It’s a request passengers hear every day at the beginning of thousands of flights around the world: “Please put your portable electronic devices, including mobile phones, on airplane mode.”
Most people do, even if they’re not 100% sure why.
But not everyone. In a Twitter poll this week, three-quarters of Telegraph Travel’s followers said they had turned on Airplane Mode when asked, leaving a quarter who said they didn’t. This sparked anger, with one user asking: “Do those who voted ‘no’ really realize it’s for their own safety? Stunning.”
Such debates may soon be a thing of the past, however, as the EU recently announced that airlines could soon provide passengers with 5G.
The ruling threatens to put an end to the relatively blissful, phone-free aesthetic of the aircraft cabin; 5G access would enable in-flight phone calls, messaging and video streaming.
It has also raised questions about why, if it is now considered safe, we are being prevented from using mobile phones for so long. Can a cell phone really shoot down a jet?
The flight mode rule seems to be an overcaution in part. Patrick Smith, American pilot and author of Cockpit Confidential, said: “Can cellular communications really disrupt cockpit equipment? The answer is potentially yes, but most likely no, with airlines and the Federal Aviation Administration (FAA) simply erring on the side of better safety than regret.
“Aircraft electronics are designed and shielded with interference in mind. This should mitigate any negative effects, and so far there are no proven cases of a phone negatively affecting the outcome of a flight. But you never know.”
He added that more risky devices, such as laptops, become “fast projectiles when suddenly slowed down or hit.”

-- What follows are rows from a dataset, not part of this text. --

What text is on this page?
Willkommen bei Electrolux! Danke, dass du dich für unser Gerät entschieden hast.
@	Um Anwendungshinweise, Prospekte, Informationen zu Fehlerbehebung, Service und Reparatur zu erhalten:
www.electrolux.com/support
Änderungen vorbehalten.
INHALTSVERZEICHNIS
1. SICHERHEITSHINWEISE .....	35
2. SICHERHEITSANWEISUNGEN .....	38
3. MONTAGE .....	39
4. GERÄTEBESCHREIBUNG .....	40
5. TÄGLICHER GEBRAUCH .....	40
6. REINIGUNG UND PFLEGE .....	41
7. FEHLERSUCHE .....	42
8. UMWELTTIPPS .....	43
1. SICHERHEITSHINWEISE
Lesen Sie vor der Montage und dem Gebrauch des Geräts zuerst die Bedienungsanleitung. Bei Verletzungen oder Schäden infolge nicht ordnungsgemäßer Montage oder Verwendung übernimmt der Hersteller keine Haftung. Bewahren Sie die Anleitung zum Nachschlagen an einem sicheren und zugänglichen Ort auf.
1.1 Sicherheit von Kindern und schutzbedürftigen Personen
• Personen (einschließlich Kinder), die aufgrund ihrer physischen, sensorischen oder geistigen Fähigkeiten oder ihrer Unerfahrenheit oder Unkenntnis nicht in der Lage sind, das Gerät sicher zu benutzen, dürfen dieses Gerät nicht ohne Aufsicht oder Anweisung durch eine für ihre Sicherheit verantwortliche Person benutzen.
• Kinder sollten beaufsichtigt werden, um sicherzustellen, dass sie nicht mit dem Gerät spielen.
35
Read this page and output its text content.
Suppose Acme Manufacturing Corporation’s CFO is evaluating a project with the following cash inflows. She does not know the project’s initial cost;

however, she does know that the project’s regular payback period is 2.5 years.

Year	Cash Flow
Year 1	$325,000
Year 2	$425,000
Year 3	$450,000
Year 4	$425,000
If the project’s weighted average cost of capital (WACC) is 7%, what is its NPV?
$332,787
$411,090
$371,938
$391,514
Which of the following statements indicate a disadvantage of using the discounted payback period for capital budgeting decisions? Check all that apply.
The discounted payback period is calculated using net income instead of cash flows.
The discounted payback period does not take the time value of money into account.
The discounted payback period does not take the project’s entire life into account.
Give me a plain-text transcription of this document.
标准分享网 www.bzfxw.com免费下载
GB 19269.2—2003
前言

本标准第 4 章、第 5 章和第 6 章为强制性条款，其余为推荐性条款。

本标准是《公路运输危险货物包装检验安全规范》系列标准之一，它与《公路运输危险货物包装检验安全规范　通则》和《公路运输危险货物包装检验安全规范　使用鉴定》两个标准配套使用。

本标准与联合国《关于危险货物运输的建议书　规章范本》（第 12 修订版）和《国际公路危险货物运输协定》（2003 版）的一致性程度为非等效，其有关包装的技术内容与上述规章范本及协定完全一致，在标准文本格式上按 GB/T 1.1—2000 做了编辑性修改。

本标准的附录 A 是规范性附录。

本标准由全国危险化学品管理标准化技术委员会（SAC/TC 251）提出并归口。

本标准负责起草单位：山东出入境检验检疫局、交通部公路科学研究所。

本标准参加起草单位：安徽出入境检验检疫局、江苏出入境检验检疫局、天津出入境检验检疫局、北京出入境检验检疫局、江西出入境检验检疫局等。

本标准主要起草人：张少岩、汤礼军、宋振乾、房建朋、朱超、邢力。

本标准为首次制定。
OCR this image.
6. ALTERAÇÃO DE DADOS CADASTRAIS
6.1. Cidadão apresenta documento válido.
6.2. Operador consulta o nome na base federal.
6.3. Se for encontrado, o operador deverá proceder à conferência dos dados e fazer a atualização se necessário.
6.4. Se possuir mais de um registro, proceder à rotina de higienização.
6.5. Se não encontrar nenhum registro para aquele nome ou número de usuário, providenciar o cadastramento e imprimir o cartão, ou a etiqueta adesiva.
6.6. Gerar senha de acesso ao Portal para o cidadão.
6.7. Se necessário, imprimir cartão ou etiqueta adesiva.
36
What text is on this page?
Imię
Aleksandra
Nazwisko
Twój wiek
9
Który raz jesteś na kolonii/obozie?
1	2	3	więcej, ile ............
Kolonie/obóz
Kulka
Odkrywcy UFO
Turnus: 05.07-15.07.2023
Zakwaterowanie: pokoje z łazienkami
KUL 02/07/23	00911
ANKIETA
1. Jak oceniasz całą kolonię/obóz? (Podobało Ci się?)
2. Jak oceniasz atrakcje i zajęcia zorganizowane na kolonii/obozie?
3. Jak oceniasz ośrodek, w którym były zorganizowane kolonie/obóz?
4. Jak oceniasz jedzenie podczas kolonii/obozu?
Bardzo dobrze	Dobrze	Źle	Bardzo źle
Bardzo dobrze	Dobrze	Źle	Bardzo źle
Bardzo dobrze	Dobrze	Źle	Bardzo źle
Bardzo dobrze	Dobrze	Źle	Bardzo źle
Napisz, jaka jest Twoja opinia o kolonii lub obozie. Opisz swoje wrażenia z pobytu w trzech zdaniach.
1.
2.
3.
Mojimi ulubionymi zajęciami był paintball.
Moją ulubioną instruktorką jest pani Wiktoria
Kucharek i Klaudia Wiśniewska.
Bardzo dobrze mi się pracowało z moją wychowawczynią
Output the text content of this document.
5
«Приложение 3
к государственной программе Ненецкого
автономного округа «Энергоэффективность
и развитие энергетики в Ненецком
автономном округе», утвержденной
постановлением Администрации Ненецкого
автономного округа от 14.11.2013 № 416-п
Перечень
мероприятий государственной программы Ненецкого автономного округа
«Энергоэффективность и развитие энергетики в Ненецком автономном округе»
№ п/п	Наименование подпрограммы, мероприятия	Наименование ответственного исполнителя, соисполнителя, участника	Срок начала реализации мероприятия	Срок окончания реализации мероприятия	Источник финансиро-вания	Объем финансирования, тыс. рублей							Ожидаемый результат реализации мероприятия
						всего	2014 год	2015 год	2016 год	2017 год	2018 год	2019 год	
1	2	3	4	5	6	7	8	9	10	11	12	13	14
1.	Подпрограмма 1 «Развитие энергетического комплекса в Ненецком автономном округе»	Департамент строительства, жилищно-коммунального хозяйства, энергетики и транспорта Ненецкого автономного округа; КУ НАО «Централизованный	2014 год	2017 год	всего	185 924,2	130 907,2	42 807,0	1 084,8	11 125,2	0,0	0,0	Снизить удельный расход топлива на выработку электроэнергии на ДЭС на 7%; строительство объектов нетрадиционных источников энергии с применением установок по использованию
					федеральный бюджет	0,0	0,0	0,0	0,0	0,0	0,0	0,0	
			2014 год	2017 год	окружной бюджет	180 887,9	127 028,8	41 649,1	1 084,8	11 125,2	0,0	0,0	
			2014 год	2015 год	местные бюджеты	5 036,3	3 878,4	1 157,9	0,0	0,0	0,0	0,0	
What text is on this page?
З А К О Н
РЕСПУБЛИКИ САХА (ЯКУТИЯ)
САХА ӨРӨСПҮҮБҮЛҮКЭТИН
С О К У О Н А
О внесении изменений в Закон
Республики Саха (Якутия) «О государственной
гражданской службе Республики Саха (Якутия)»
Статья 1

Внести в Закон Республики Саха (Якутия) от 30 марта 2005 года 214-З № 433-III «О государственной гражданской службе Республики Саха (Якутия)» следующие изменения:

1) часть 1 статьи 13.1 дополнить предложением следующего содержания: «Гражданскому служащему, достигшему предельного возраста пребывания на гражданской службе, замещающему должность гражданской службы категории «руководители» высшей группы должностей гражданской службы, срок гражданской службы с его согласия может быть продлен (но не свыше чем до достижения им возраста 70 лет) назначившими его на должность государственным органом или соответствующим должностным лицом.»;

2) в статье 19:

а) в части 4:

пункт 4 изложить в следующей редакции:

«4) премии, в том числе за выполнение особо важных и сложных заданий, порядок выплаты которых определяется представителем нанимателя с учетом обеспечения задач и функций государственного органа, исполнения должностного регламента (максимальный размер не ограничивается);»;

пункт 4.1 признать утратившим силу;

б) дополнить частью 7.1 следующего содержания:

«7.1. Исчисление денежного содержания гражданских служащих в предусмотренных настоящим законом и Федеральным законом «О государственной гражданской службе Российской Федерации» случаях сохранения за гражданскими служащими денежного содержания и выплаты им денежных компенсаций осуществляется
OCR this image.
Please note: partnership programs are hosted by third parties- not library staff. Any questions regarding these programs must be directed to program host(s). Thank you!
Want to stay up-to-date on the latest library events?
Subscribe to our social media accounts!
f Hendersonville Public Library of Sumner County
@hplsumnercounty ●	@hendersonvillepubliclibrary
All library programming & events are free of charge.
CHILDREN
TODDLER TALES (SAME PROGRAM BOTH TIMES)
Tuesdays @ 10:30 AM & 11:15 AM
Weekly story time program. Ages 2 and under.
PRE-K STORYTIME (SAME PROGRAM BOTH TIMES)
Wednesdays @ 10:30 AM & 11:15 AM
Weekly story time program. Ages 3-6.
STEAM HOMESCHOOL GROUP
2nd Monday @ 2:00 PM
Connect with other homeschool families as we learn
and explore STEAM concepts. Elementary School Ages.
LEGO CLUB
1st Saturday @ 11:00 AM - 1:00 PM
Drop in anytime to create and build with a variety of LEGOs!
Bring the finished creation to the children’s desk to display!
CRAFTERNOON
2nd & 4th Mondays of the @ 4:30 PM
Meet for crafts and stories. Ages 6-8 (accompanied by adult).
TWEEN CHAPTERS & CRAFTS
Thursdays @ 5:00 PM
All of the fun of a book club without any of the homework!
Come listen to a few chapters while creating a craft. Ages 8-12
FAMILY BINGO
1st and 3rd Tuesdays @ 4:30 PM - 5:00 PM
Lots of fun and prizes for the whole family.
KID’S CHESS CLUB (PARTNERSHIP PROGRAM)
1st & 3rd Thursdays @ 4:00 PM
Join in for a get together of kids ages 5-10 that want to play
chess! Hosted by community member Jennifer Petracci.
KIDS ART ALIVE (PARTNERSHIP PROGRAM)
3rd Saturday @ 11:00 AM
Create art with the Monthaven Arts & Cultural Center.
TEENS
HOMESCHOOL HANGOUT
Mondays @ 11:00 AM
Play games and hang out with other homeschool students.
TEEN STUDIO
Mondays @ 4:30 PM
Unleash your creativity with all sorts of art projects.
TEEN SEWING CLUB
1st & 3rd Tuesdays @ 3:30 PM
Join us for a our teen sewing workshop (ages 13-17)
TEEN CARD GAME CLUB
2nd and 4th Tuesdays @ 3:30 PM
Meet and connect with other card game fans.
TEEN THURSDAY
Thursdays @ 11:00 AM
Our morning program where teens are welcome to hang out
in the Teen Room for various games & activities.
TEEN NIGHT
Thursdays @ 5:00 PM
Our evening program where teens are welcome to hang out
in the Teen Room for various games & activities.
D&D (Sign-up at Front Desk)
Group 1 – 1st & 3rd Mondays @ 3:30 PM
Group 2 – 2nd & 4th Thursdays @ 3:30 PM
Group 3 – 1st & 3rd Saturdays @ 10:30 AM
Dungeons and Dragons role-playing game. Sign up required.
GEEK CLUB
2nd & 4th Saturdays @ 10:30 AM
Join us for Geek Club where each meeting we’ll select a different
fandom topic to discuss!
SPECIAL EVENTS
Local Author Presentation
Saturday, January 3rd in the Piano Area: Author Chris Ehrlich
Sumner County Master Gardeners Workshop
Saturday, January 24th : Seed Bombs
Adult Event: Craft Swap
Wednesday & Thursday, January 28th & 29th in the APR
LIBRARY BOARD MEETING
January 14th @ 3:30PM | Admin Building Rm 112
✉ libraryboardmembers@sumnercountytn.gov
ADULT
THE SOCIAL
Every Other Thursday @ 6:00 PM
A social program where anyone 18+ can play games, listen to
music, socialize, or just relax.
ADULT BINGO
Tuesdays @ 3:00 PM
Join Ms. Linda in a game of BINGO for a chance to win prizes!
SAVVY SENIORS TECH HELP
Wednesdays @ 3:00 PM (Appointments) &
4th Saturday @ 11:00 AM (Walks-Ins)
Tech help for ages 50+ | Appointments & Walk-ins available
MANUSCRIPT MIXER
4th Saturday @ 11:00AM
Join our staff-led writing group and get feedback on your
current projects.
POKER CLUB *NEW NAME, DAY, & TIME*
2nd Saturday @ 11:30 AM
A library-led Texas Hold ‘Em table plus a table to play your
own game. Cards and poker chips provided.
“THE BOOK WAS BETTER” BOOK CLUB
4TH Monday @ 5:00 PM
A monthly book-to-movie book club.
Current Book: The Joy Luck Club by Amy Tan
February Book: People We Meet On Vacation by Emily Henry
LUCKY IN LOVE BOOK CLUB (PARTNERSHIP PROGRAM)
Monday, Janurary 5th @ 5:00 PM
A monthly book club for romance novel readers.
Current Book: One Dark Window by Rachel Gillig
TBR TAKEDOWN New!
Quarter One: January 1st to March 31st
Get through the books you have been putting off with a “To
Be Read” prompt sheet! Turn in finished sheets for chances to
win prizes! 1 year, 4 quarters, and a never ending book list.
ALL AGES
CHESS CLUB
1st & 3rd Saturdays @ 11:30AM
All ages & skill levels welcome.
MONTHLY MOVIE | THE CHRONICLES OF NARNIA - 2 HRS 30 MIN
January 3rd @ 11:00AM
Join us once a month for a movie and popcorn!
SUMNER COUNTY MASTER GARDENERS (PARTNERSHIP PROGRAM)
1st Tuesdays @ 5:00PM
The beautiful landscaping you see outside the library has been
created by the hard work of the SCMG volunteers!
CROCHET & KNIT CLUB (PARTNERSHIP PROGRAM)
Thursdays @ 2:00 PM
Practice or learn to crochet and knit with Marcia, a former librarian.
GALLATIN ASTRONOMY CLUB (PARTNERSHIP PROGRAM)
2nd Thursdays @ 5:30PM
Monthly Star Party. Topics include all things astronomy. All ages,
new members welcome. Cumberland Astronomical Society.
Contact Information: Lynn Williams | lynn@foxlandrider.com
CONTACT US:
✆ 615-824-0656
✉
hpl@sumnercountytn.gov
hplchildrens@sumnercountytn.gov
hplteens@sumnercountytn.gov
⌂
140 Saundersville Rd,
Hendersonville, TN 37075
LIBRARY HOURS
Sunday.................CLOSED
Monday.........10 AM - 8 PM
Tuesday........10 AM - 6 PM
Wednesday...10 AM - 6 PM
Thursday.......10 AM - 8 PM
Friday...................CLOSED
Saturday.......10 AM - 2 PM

A mobile phone can interfere not only when it is in use, but also when it is asleep, so cabin crew asks passengers to use airplane mode.
Smith estimated that despite an explicit request at the start of each flight, “at least half of all phones, whether inadvertently or laziness, remain on during the flight.” However, he added that if mobile phones were such a big problem, the policy would be more actively enforced.
Mobile phone use was cited as a possible factor in the aftermath of one serious aviation accident: the Crossair plane crash in Switzerland in 2000. However, researchers pointed to many other factors and concluded that “there are no signs that the planes had negative impact on aircraft systems. electromagnetic interference (EMI)” from mobile phones.
Even if the use of a mobile phone is not critical to safety, it can irritate the pilot. And while the cockpit should be a place of peace and quiet, it’s not ideal. Discussing the problem, The Points Guy quotes private pilot Nikita Schmidt:
“Your call is likely to annoy a few pilots and air traffic controllers. But most likely not bad enough for them to take action against you, if that’s what you want to know.
“You may have heard that unpleasant sound from your audio system that sometimes occurs when a mobile phone is nearby. The phone’s radio emissions can be very strong, up to 8W; they cause this noise due to parasitic demodulation. I actually heard this noise on the radio during the flight. It’s not security critical, but it’s definitely annoying.
“Of course there is a lot of attenuation between the telephones in the cabin and the pilots’ radio. However, if let’s say the 50 people on board are so imprudent that they don’t bother to turn off their cellular radios, there will be 50 phones constantly searching for cellular masts at maximum power. That’s a lot of radio pollution.
“When in-flight cellular service is provided, there is a cellular station right next to these phones. They communicate at very low power, causing no interference. The Wi-Fi signal is much weaker (100mW) than GSM at its peak and I’ve never heard of it causing any problems.”
Thus, in the current system, telephones can interfere with the flight crew, but only to a minor, if annoying, degree. And when airlines offer in-flight 5G, that shouldn’t be a problem.
Nevertheless, as Smith points out, they will have social implications.
“Once it’s proven beyond a reasonable doubt that phones are safe, a percentage of flyers will claim the right to use them, pitting one angry group of travelers against another, with carriers stuck in the middle,” he said.
“The cabin of an airplane is the last refuge of relative silence. Let it be”. We are inclined to agree.